Reaping the Rewards of Studying Abroad at Home

By EMMA SEIWELL, Assistant Features Editor

Regardless of its impermanence, it can be hard coming to terms with a semester abroad coming to an end. Returning home can feel like an abrupt disconnect from the people you met, your host country’s cultural idiosyncrasies and the general lifestyle you adopted while abroad. However, the conclusion to your experience doesn’t have to be as definite as it might initially seem. There are many ways to integrate the positive aspects of your life abroad alongside those at home, especially in New York.

As someone who just returned from a semester in Rome, I talk regularly with my Italian roommate. While in Italy, I had the chance to meet her family, including her nephew. He is learning English and I’m learning Italian, so we’ve made plans to send each other postcards. 

Celia Patterson, Fordham College at Lincoln Center (FCLC) ’21, who studied at Sogang University in Korea this past fall, said, “I’m trying to stay connected to Korea and my experience there by staying in touch with friends that I made there and finding my favorite Korean foods in New York.”

With thousands of restaurants in NYC, there are surely some serving the traditional fare of your host country. Or consider cooking a favorite recipe you found while abroad to share a piece of your experience with friends or family.

If you’re interested in maintaining your language skills, there are plenty of older establishments in NYC where owners and staff speak foreign languages. Visiting some of these places is a great chance to continue speaking in your language of study with others. There are also dozens of arthouse theaters throughout the city that show foreign films.

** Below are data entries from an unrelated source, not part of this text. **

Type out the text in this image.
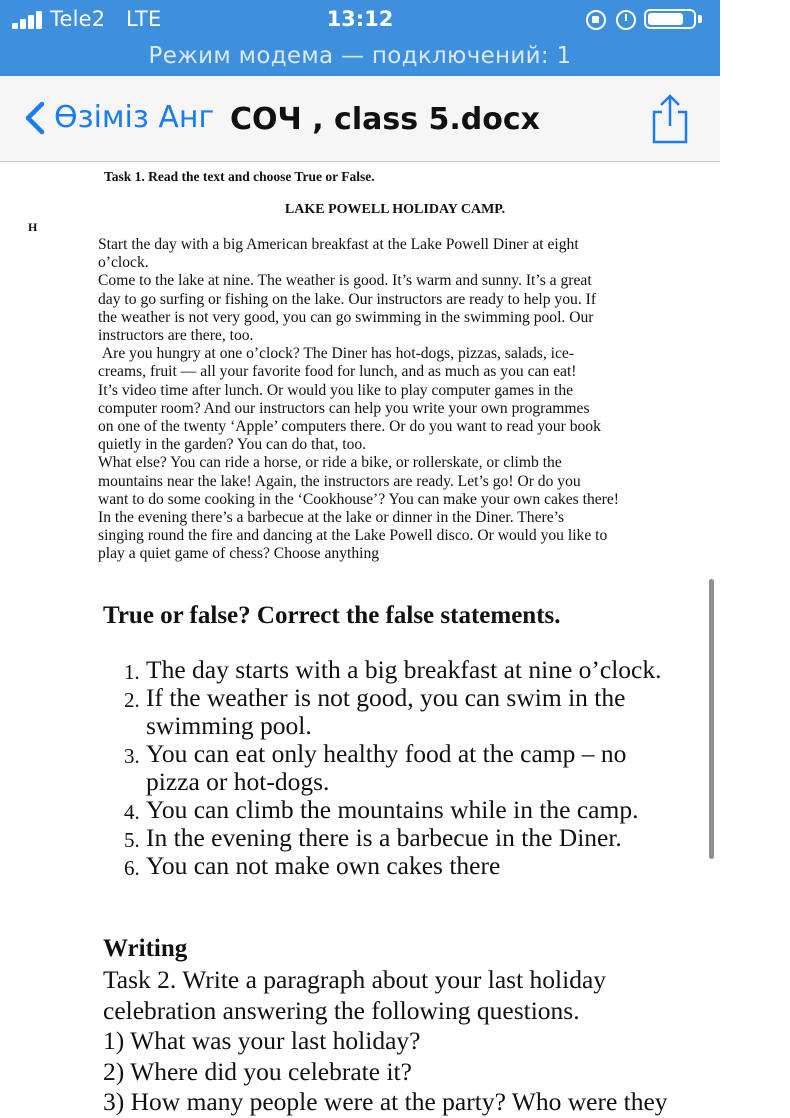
Tele2 LTE	13:12
Режим модема — подключений: 1
Өзіміз Анг СОЧ , class 5.docx
Task 1. Read the text and choose True or False.
LAKE POWELL HOLIDAY CAMP.
H

Start the day with a big American breakfast at the Lake Powell Diner at eight

o’clock.

Come to the lake at nine. The weather is good. It’s warm and sunny. It’s a great

day to go surfing or fishing on the lake. Our instructors are ready to help you. If

the weather is not very good, you can go swimming in the swimming pool. Our

instructors are there, too.

Are you hungry at one o’clock? The Diner has hot-dogs, pizzas, salads, ice-

creams, fruit — all your favorite food for lunch, and as much as you can eat!

It’s video time after lunch. Or would you like to play computer games in the

computer room? And our instructors can help you write your own programmes

on one of the twenty ‘Apple’ computers there. Or do you want to read your book

quietly in the garden? You can do that, too.

What else? You can ride a horse, or ride a bike, or rollerskate, or climb the

mountains near the lake! Again, the instructors are ready. Let’s go! Or do you

want to do some cooking in the ‘Cookhouse’? You can make your own cakes there!

In the evening there’s a barbecue at the lake or dinner in the Diner. There’s

singing round the fire and dancing at the Lake Powell disco. Or would you like to

play a quiet game of chess? Choose anything

True or false? Correct the false statements.
1. The day starts with a big breakfast at nine o’clock.
2. If the weather is not good, you can swim in the swimming pool.
3. You can eat only healthy food at the camp – no pizza or hot-dogs.
4. You can climb the mountains while in the camp.
5. In the evening there is a barbecue in the Diner.
6. You can not make own cakes there
Writing
Task 2. Write a paragraph about your last holiday
celebration answering the following questions.
1) What was your last holiday?
2) Where did you celebrate it?
3) How many people were at the party? Who were they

Bessie Rubinstein, FCLC 20, studied at the Film and TV School of the Academy of Performing Arts in Prague in the spring of 2019. She said, “Prague fit my sensibilities so well, almost too well. I miss it all the time — I pine for the strangeness of their cinema, the cold, grey rivers and the massive, sculpted babies patiently climbing up the Žižkov Television Tower. Watching my favorite Czech films curbs the pining.”

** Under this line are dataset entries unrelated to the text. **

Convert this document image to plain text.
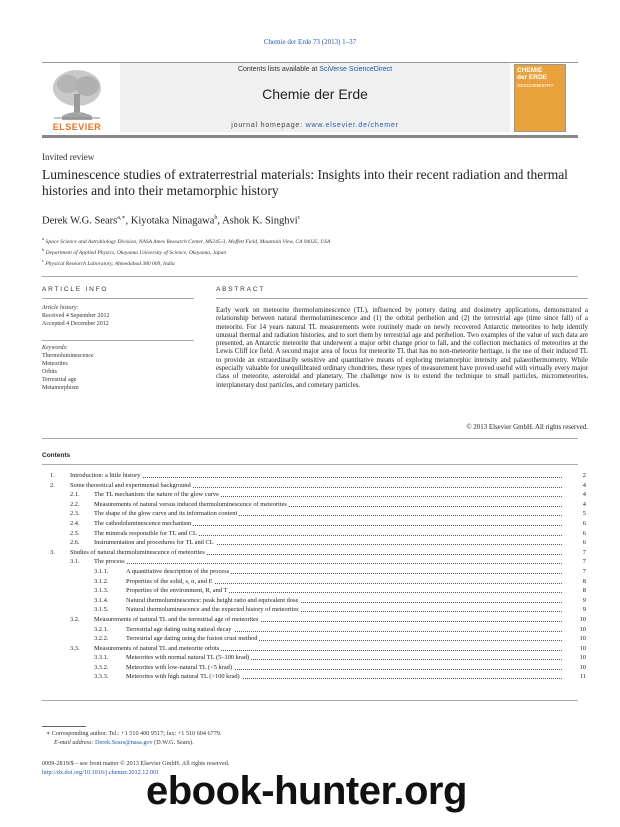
Chemie der Erde 73 (2013) 1–37
ELSEVIER
Contents lists available at SciVerse ScienceDirect
Chemie der Erde
journal homepage: www.elsevier.de/chemer
CHEMIE
der ERDE
GEOCHEMISTRY
Invited review
Luminescence studies of extraterrestrial materials: Insights into their recent radiation and thermal histories and into their metamorphic history
Derek W.G. Sears$^{a,∗}$, Kiyotaka Ninagawa$^b$, Ashok K. Singhvi$^c$
$^a$ Space Science and Astrobiology Division, NASA Ames Research Center, MS245-3, Moffett Field, Mountain View, CA 94035, USA
$^b$ Department of Applied Physics, Okayama University of Science, Okayama, Japan
$^c$ Physical Research Laboratory, Ahmedabad 380 009, India
ARTICLE INFO
Article history:
Received 4 September 2012
Accepted 4 December 2012
Keywords:
Thermoluminescence
Meteorites
Orbits
Terrestrial age
Metamorphism
ABSTRACT
Early work on meteorite thermoluminescence (TL), influenced by pottery dating and dosimetry applications, demonstrated a relationship between natural thermoluminescence and (1) the orbital perihelion and (2) the terrestrial age (time since fall) of a meteorite. For 14 years natural TL measurements were routinely made on newly recovered Antarctic meteorites to help identify unusual thermal and radiation histories, and to sort them by terrestrial age and perihelion. Two examples of the value of such data are presented, an Antarctic meteorite that underwent a major orbit change prior to fall, and the collection mechanics of meteorites at the Lewis Cliff ice field. A second major area of focus for meteorite TL that has no non-meteorite heritage, is the use of their induced TL to provide an extraordinarily sensitive and quantitative means of exploring metamorphic intensity and palaeothermometry. While especially valuable for unequilibrated ordinary chondrites, these types of measurement have proved useful with virtually every major class of meteorite, asteroidal and planetary. The challenge now is to extend the technique to small particles, micrometeorites, interplanetary dust particles, and cometary particles.
© 2013 Elsevier GmbH. All rights reserved.
Contents
1. Introduction: a little history	2
2. Some theoretical and experimental background	4
2.1. The TL mechanism: the nature of the glow curve	4
2.2. Measurements of natural versus induced thermoluminescence of meteorites	4
2.3. The shape of the glow curve and its information content	5
2.4. The cathodoluminescence mechanism	6
2.5. The minerals responsible for TL and CL	6
2.6. Instrumentation and procedures for TL and CL	6
3. Studies of natural thermoluminescence of meteorites	7
3.1. The process	7
3.1.1.	A quantitative description of the process	7
3.1.2.	Properties of the solid, s, α, and E	8
3.1.3.	Properties of the environment, R, and T	8
3.1.4.	Natural thermoluminescence: peak height ratio and equivalent dose	9
3.1.5.	Natural thermoluminescence and the expected history of meteorites	9
3.2. Measurements of natural TL and the terrestrial age of meteorites	10
3.2.1.	Terrestrial age dating using natural decay	10
3.2.2.	Terrestrial age dating using the fusion crust method	10
3.3. Measurements of natural TL and meteorite orbits	10
3.3.1.	Meteorites with normal natural TL (5–100 krad)	10
3.3.2.	Meteorites with low-natural TL (<5 krad)	10
3.3.3.	Meteorites with high natural TL (>100 krad)	11
∗ Corresponding author. Tel.: +1 510 400 9517; fax: +1 510 604 6779.
E-mail address: Derek.Sears@nasa.gov (D.W.G. Sears).
0009-2819/$ – see front matter © 2013 Elsevier GmbH. All rights reserved.
http://dx.doi.org/10.1016/j.chemer.2012.12.001
ebook-hunter.org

Rin Kuemerle, FCLC ’21, studied at the University of Pretoria through Fordham’s Ubuntu Program. She maintains a connection to South Africa by staying up to date on their politics online. She said, “When I was there in the spring of 2019, I witnessed the reelection of Cyril Ramaphosa, so I’ve been curious to see how that plays out for the country as it continues to strengthen economically.” She added that she regularly sees the group of Fordham students with whom she went abroad. They continue having conversations about social justice in South Africa at home.

A continued connection with one’s host country can also manifest itself in more abstract ways. Often referred to as reverse culture shock, the inclination to reconsider one’s values, priorities and overall perceptions of the United States is natural when returning home.

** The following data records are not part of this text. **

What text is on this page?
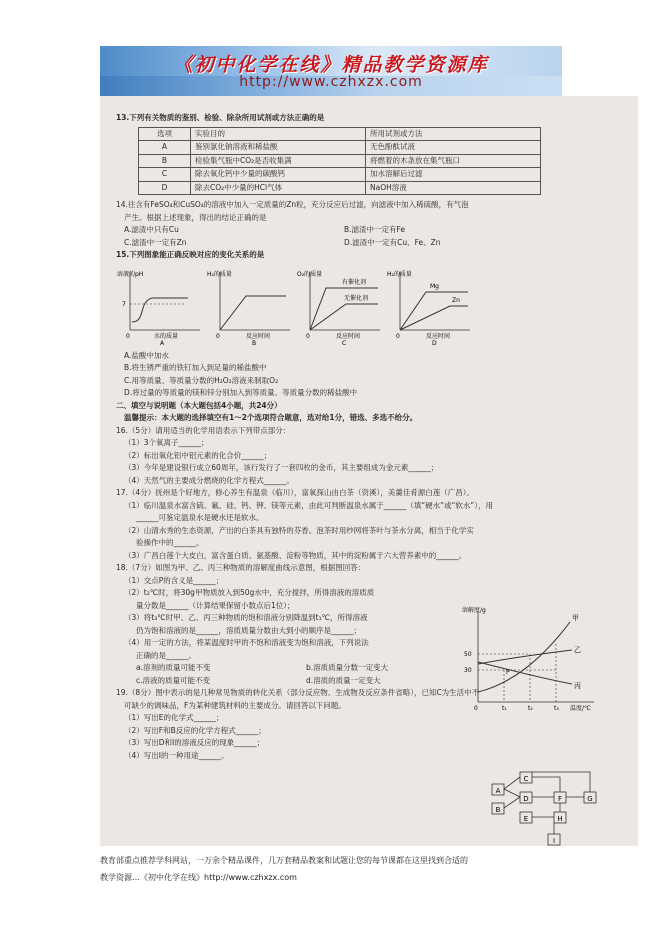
《初中化学在线》精品教学资源库
http://www.czhxzx.com
13.下列有关物质的鉴别、检验、除杂所用试剂或方法正确的是
选项	实验目的	所用试剂或方法
A	鉴别氯化钠溶液和稀盐酸	无色酚酞试液
B	检验集气瓶中CO₂是否收集满	将燃着的木条放在集气瓶口
C	除去氧化钙中少量的碳酸钙	加水溶解后过滤
D	除去CO₂中少量的HCl气体	NaOH溶液
14.往含有FeSO₄和CuSO₄的溶液中加入一定质量的Zn粒，充分反应后过滤，向滤液中加入稀硫酸，有气泡
产生。根据上述现象，得出的结论正确的是
A.滤渣中只有Cu	B.滤渣中一定有Fe
C.滤渣中一定有Zn	D.滤渣中一定有Cu、Fe、Zn
15.下列图象能正确反映对应的变化关系的是
溶液的pH
7
0	水的质量
A
H₂的质量
0	反应时间
B
O₂的质量
有催化剂
无催化剂
0	反应时间
C
H₂的质量
Mg
Zn
0	反应时间
D
A.盐酸中加水
B.将生锈严重的铁钉加入到足量的稀盐酸中
C.用等质量、等质量分数的H₂O₂溶液来制取O₂
D.将过量的等质量的镁和锌分别加入到等质量、等质量分数的稀盐酸中
二、填空与说明题（本大题包括4小题，共24分）
温馨提示：本大题的选择填空有1～2个选项符合题意，选对给1分，错选、多选不给分。
16.（5分）请用适当的化学用语表示下列带点部分：
（1）3个氧离子______；
（2）标出氧化铝中铝元素的化合价______；
（3）今年是建设银行成立60周年，该行发行了一套四枚的金币，其主要组成为金元素______；
（4）天然气的主要成分燃烧的化学方程式______。
17.（4分）抚州是个好地方，修心养生有温泉（临川），富氧探山由白茶（资溪），美羹佳肴源白莲（广昌）。
（1）临川温泉水富含硫、氟、硅、钙、钾、镁等元素，由此可判断温泉水属于______（填“硬水”或“软水”），用
______可鉴定温泉水是硬水还是软水。
（2）山清水秀的生态资源，产出的白茶具有独特的芬香。泡茶时用纱网将茶叶与茶水分离，相当于化学实
验操作中的______。
（3）广昌白莲个大皮白，富含蛋白质、氨基酸、淀粉等物质，其中的淀粉属于六大营养素中的______。
18.（7分）如图为甲、乙、丙三种物质的溶解度曲线示意图，根据图回答：
（1）交点P的含义是______；
（2）t₂℃时，将30g甲物质放入到50g水中，充分搅拌，所得溶液的溶质质
量分数是______（计算结果保留小数点后1位）；
（3）将t₃℃时甲、乙、丙三种物质的饱和溶液分别降温到t₁℃，所得溶液
仍为饱和溶液的是______，溶质质量分数由大到小的顺序是______；
（4）用一定的方法，将某温度时甲的不饱和溶液变为饱和溶液，下列说法
正确的是______。
a.溶剂的质量可能不变	b.溶质质量分数一定变大
c.溶液的质量可能不变	d.溶质的质量一定变大
19.（8分）图中表示的是几种常见物质的转化关系（部分反应物、生成物及反应条件省略），已知C为生活中不
可缺少的调味品，F为某种建筑材料的主要成分。请回答以下问题。
（1）写出E的化学式______；
（2）写出F和B反应的化学方程式______；
（3）写出D和I的溶液反应的现象______；
（4）写出I的一种用途______。
溶解度/g
50
30
甲
乙
丙
P
0	t₁	t₂	t₃ 温度/℃
A
B
C
D
E
F	G
H
I
教育部重点推荐学科网站，一万余个精品课件，几万套精品教案和试题让您的每节课都在这里找到合适的
教学资源…《初中化学在线》http://www.czhxzx.com
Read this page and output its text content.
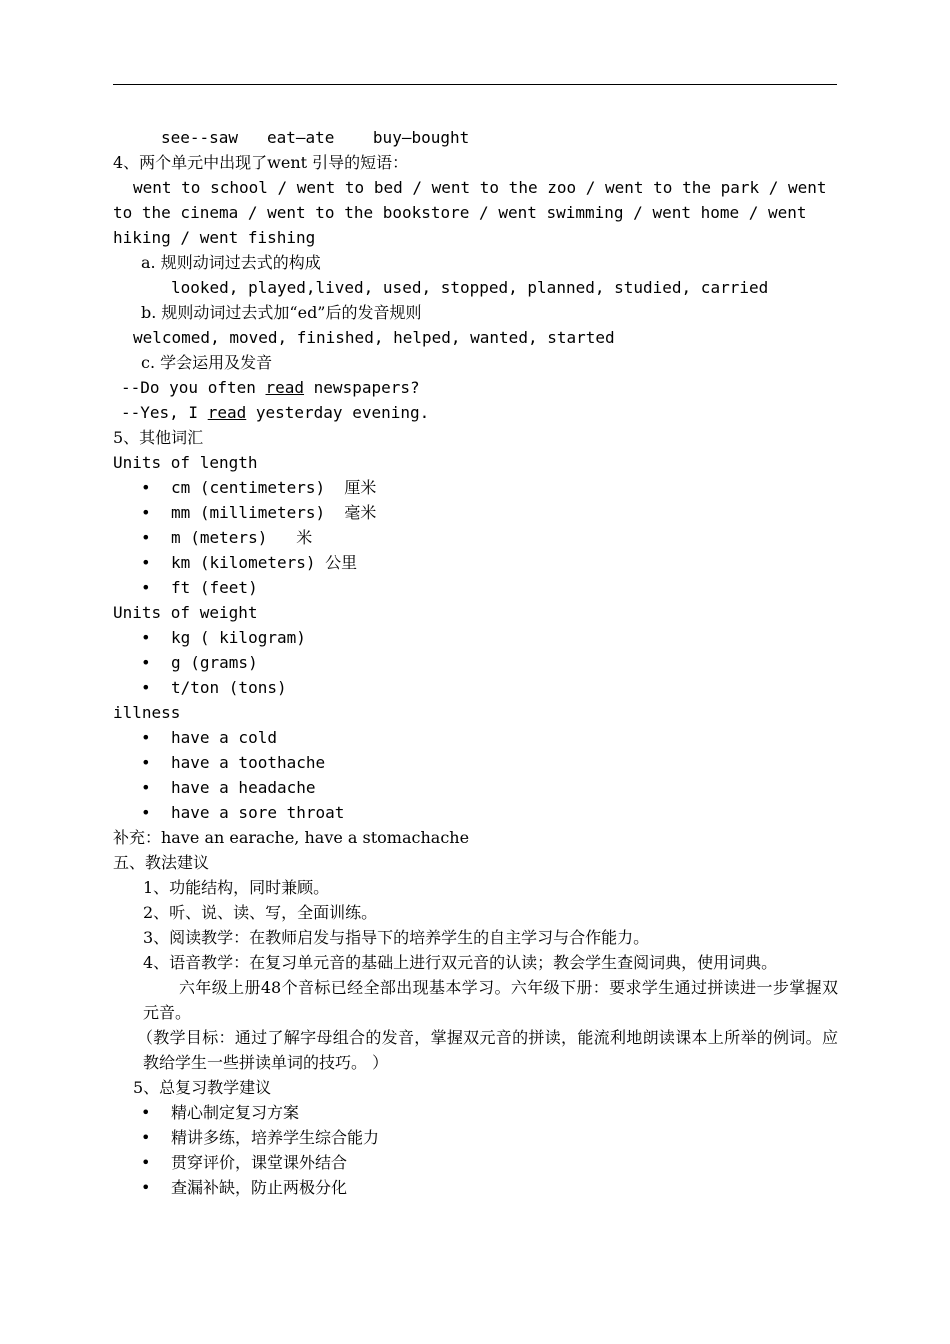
see--saw   eat—ate    buy—bought
4、两个单元中出现了went 引导的短语：
went to school / went to bed / went to the zoo / went to the park / went to the cinema / went to the bookstore / went swimming / went home / went hiking / went fishing
a. 规则动词过去式的构成
looked, played,lived, used, stopped, planned, studied, carried
b. 规则动词过去式加“ed”后的发音规则
welcomed, moved, finished, helped, wanted, started
c. 学会运用及发音
--Do you often read newspapers?
--Yes, I read yesterday evening.
5、其他词汇
Units of length
• cm (centimeters)  厘米
• mm (millimeters)  毫米
• m (meters)   米
• km (kilometers) 公里
• ft (feet)
Units of weight
• kg ( kilogram)
• g (grams)
• t/ton (tons)
illness
• have a cold
• have a toothache
• have a headache
• have a sore throat
补充：have an earache, have a stomachache
五、教法建议
1、功能结构，同时兼顾。
2、听、说、读、写，全面训练。
3、阅读教学：在教师启发与指导下的培养学生的自主学习与合作能力。
4、语音教学：在复习单元音的基础上进行双元音的认读；教会学生查阅词典，使用词典。
六年级上册48个音标已经全部出现基本学习。六年级下册：要求学生通过拼读进一步掌握双元音。
（教学目标：通过了解字母组合的发音，掌握双元音的拼读，能流利地朗读课本上所举的例词。应教给学生一些拼读单词的技巧。 ）
5、总复习教学建议
• 精心制定复习方案
• 精讲多练，培养学生综合能力
• 贯穿评价，课堂课外结合
• 查漏补缺，防止两极分化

Lareina Sun, Gabelli School of Business at Lincoln Center ’21, studied at Paris College of Art this past semester. “I really appreciated the Parisian lifestyle where people would just take an entire afternoon to sip on coffee or have a picnic along the river and just have hours long conversations with their friends,” she said. “I never really got to do that in New York since everything moves so fast and people schedule their days by minutes. After Paris, I realized that life cannot be planned or rushed, and I’ve therefore learned to just go with  the flow and let things happen to me.”

Your experience doesn’t have to end the moment you get on the plane home. Embracing favored aspects of your life abroad at home allows a continued connection that furthers the personal growth you gain overall.